As for Fox, she had been an ensemble star of Perry’s most successful OWN show “The Haves and the Have Nots” the past seven years. “I wanted to give Crystal her first shot at a leading role,” he said. “She’s a local Atlanta girl who had never had this type of opportunity before and she nails it!”

When he told her the news, Fox said to him multiple times, “Are you serious?” She was thrilled to gain Perry’s trust as a lead. “I felt the responsibility to honor that trust,” she said.

Fox, to channel the difficult role of Grace, said she lived and heard enough life experiences of betrayal, recovery and endurance that she tapped into those stories to make Grace’s pain real. “It’s like remembering and reflecting that and sharing it with the audience,” Fox said, “especially those who don’t know these types of stories about African-American women.”

Rashad’s role, which has a twist, was simply “delicious,” the actress said, but didn’t want to say much more for those who have not seen the film yet.

To prepare Webb to play a beaten-down public defender, Perry had her watch a 2013 HBO documentary “Gideon’s Army” about the difficulties of the job. Most public defenders are overworked and encouraged to do plea deals.

“I brought that to the character as much as I could and show the emotions of being frustrated with herself, with the system and her boss,” Webb said.

Perry chose to play a small role as Jasmine’s gruff public defender boss, in part, he said, to help the film generate more publicity and support Fox and Webb. “For my character, it’s all about churn, getting it done,” he said. “People, actual human beings, get lost in the shuffle because of budgets.”

He said he doesn’t really worry about reaction once a film is out; he is already onto his next projects. He gauged this particular film’s efficacy by the screenings, where he watched his core black female audience react in the proper visceral ways.

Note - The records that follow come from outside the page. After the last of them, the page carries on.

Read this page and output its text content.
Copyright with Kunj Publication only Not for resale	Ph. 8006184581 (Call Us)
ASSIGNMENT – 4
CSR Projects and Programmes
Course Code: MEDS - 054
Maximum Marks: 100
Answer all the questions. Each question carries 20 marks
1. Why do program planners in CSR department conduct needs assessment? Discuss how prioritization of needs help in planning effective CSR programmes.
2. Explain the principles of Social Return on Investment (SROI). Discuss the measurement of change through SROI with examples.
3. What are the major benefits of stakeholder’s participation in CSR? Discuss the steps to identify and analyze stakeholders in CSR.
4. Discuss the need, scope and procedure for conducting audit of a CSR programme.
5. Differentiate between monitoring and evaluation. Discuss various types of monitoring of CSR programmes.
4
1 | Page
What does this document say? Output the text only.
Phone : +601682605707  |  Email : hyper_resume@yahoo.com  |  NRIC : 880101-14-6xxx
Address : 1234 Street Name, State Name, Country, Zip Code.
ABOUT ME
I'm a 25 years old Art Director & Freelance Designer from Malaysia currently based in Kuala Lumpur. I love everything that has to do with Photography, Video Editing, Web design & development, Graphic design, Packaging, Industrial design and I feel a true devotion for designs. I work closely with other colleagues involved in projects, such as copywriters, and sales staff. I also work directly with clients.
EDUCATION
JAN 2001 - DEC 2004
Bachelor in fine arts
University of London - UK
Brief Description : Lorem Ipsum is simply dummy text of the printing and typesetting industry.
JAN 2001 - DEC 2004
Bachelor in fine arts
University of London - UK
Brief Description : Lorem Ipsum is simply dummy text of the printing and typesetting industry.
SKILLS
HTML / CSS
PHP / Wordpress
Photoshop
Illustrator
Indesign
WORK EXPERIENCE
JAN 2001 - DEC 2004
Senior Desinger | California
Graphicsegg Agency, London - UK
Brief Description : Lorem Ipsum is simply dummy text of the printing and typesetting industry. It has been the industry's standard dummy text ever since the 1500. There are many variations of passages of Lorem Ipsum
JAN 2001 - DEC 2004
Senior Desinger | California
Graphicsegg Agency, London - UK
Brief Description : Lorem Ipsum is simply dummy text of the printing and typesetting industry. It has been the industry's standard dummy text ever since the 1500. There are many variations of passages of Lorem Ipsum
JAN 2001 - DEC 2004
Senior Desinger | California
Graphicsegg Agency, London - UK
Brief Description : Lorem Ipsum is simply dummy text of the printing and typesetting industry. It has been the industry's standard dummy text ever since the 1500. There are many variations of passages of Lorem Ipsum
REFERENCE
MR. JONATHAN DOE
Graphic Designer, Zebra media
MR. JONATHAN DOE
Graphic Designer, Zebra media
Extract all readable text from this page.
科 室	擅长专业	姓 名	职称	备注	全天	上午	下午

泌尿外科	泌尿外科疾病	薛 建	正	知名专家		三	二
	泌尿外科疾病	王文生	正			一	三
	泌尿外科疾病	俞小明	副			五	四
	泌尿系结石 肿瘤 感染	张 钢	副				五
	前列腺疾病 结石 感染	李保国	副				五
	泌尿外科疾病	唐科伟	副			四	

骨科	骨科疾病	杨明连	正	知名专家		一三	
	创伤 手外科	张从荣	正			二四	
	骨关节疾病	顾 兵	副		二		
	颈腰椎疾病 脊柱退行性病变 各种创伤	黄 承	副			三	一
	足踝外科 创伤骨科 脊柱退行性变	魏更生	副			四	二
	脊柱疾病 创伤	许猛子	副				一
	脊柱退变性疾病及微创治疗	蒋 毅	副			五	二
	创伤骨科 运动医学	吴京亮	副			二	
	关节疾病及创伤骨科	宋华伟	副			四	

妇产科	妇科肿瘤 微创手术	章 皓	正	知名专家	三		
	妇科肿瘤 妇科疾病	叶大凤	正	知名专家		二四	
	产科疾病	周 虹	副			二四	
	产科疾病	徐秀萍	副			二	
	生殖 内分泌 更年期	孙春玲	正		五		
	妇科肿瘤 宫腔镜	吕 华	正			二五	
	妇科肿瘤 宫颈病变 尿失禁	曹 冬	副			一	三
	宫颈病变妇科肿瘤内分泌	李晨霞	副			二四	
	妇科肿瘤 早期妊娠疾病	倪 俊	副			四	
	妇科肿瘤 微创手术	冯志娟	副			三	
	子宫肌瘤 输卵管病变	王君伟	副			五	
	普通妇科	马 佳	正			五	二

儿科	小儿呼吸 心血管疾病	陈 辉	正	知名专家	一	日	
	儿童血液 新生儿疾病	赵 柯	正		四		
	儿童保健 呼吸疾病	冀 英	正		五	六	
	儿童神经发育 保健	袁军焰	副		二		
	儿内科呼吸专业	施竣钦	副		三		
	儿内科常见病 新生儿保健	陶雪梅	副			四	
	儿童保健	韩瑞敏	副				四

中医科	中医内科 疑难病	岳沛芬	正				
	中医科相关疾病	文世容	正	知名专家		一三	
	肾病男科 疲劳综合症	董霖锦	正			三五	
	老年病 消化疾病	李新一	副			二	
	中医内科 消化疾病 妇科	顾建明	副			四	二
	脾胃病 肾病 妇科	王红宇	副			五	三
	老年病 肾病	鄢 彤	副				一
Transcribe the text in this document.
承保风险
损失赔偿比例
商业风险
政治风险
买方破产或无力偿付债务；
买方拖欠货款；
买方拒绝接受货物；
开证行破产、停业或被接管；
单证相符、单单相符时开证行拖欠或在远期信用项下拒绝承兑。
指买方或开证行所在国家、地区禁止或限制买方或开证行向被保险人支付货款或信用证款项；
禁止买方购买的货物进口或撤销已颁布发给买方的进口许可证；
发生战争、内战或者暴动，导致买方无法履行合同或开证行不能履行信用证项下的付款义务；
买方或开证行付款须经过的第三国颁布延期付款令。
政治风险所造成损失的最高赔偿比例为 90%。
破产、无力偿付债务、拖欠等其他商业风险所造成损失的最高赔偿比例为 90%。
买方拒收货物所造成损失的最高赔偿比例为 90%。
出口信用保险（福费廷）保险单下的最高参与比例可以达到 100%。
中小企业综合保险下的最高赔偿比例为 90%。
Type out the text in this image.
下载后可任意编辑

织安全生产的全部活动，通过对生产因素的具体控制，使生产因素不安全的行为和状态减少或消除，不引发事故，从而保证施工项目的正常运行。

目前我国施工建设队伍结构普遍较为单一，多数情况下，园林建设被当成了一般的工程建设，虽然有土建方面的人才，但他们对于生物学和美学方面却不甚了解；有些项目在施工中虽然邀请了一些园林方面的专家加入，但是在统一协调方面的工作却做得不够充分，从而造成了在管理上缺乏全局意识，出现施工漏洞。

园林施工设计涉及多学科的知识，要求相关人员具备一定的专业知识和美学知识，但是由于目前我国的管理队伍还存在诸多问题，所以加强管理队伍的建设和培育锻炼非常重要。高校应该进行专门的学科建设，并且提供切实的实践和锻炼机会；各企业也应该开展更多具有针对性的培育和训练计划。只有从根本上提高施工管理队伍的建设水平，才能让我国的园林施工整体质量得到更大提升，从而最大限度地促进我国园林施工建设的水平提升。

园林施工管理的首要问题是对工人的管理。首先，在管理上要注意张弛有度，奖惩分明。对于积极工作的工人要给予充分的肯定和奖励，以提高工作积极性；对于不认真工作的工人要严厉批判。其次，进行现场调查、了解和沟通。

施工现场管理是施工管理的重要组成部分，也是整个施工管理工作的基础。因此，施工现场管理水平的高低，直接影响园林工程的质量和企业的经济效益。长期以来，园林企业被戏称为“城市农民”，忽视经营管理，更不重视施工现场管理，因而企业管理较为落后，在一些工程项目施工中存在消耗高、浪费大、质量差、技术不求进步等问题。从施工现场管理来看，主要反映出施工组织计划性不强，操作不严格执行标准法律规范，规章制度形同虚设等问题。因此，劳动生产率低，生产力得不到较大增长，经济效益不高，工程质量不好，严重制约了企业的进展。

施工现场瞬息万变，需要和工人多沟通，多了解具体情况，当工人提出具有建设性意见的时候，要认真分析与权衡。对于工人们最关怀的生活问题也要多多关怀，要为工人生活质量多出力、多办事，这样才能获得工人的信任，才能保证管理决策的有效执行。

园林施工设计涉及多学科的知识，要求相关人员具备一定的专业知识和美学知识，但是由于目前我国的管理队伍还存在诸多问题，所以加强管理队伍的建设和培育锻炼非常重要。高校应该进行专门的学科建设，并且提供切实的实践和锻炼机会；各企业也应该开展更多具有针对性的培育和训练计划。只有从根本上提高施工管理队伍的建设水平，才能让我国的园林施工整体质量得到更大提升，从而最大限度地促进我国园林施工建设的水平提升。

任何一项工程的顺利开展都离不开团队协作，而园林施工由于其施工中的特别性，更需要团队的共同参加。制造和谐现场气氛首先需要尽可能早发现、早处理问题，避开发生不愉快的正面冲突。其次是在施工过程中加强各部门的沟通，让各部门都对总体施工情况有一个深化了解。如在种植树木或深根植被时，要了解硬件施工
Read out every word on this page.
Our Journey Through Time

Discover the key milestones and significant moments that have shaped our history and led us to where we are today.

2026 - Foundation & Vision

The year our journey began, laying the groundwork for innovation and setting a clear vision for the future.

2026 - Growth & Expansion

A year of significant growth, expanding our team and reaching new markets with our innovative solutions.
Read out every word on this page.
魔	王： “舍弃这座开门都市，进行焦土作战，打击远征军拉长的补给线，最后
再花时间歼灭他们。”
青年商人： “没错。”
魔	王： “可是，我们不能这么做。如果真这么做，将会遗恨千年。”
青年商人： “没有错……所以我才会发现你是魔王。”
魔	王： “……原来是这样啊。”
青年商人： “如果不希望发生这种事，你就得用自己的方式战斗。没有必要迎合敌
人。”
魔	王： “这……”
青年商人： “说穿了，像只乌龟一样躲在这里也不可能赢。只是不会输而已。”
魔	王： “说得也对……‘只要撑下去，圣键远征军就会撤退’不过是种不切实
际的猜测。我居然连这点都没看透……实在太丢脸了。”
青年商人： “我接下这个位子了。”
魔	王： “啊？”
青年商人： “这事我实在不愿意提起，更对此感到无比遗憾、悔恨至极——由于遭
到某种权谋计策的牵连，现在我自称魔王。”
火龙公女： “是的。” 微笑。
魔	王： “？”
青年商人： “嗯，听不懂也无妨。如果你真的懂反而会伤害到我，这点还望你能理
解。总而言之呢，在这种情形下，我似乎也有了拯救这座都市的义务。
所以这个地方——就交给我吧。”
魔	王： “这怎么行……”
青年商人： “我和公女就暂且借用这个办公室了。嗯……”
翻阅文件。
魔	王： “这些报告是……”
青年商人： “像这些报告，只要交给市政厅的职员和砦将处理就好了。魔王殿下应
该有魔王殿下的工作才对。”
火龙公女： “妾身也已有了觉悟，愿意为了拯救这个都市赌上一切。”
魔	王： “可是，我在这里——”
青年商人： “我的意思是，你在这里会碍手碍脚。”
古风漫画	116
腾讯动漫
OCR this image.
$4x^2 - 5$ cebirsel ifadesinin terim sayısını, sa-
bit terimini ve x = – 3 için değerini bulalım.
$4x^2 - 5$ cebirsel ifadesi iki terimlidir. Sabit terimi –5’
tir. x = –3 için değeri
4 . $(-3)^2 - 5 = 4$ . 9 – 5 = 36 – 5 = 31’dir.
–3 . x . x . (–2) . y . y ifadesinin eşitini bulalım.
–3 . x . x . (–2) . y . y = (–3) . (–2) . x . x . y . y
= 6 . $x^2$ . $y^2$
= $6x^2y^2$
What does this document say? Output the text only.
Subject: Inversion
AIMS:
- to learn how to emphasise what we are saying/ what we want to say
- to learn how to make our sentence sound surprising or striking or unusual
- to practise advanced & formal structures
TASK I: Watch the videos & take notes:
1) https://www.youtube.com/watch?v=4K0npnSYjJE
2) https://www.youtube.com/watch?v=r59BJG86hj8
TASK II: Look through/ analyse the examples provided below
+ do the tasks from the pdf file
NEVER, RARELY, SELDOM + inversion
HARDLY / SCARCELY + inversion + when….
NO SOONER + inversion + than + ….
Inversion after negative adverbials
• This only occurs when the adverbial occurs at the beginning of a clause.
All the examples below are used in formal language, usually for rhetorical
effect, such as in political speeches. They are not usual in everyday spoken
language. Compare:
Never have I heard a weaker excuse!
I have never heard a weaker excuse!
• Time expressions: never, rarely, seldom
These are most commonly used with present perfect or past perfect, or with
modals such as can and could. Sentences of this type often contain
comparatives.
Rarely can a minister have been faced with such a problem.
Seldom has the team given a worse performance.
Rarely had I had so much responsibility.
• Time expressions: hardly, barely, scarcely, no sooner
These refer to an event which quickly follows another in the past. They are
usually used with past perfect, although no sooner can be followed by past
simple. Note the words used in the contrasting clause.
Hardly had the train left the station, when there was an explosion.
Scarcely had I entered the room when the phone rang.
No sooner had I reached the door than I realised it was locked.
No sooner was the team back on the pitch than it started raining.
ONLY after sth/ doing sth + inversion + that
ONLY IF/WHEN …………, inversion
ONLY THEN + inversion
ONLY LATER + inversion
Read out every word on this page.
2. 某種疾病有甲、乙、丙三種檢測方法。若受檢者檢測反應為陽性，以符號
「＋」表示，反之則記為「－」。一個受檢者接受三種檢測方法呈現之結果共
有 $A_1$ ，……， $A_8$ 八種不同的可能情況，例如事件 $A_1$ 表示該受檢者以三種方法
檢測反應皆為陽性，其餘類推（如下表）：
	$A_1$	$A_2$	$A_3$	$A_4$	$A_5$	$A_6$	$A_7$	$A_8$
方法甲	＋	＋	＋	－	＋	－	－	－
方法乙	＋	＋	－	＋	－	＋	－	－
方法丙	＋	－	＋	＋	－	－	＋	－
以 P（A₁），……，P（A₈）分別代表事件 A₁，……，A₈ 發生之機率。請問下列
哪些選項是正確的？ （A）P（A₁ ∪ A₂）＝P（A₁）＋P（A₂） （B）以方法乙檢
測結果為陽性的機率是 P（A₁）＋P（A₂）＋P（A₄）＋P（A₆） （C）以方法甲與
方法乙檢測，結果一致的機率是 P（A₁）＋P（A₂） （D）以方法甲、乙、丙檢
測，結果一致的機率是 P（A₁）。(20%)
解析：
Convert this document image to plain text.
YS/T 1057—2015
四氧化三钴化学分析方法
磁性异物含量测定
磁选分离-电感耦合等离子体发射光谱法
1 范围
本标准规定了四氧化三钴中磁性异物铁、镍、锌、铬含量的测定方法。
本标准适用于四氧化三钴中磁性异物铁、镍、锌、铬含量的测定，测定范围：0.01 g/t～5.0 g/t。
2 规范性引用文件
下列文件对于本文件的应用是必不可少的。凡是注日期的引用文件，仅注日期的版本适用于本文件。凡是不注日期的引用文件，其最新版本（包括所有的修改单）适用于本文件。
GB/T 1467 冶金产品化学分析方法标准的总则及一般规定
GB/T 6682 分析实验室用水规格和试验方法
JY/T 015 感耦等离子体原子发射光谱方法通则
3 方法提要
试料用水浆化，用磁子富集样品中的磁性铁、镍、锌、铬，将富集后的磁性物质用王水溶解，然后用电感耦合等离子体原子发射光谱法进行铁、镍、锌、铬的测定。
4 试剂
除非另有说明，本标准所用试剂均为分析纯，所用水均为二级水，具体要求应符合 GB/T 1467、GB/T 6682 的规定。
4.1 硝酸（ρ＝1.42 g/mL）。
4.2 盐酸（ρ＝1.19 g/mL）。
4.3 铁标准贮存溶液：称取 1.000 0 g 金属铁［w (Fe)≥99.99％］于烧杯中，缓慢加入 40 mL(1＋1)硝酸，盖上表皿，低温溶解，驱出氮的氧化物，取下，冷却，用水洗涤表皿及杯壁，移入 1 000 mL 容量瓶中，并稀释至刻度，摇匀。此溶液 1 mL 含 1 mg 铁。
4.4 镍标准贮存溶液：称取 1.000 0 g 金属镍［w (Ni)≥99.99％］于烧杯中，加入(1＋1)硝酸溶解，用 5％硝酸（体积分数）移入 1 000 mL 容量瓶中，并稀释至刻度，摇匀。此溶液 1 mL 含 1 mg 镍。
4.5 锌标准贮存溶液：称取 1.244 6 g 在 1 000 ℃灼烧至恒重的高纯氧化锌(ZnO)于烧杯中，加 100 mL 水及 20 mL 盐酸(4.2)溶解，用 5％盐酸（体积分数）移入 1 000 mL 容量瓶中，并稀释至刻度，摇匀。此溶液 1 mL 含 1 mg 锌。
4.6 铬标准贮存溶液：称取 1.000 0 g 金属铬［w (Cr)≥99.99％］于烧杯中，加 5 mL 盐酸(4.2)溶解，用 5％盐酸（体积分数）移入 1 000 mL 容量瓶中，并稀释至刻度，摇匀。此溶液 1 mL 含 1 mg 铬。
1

And proving that life can come full circle, one screening was held at SCADShow, which used to be the 14th Street Playhouse. Perry realized that was the same location he had funded his first play in 1993, one that failed miserably. And now a rapt crowd 28 years later was watching one of his films there.

“I walked into the small theater downstairs and the seats are the same,” he said. “It was so overwhelming for me.”

Fox had a connection there as well: she had performed"For Colored Girls" in that theater as well when Jasmine Guy directed it. And just up the street, she had attended a girls home she had been in as a teen.

So will “A Fall From Grace” be a success on Netflix? Unlike box office grosses, Netflix keeps its internal metrics mostly secret. What numbers Netflix does release are not remotely comparable to regular broadcast and cable statistics.

Perry will ultimately learn if this experiment worked based on whether Netflix offers him a better deal the next time around for another film - or not. (He already has a long-term deal for new TV series with Viacom, which owns networks such as BET and Nickelodeon.)

The media mogul said he’d be thrilled to work with Netflix again. His first experience, he said, was positive:  “The first meeting I was in with Netflix was the most diverse I’d ever been in. It blew my mind.”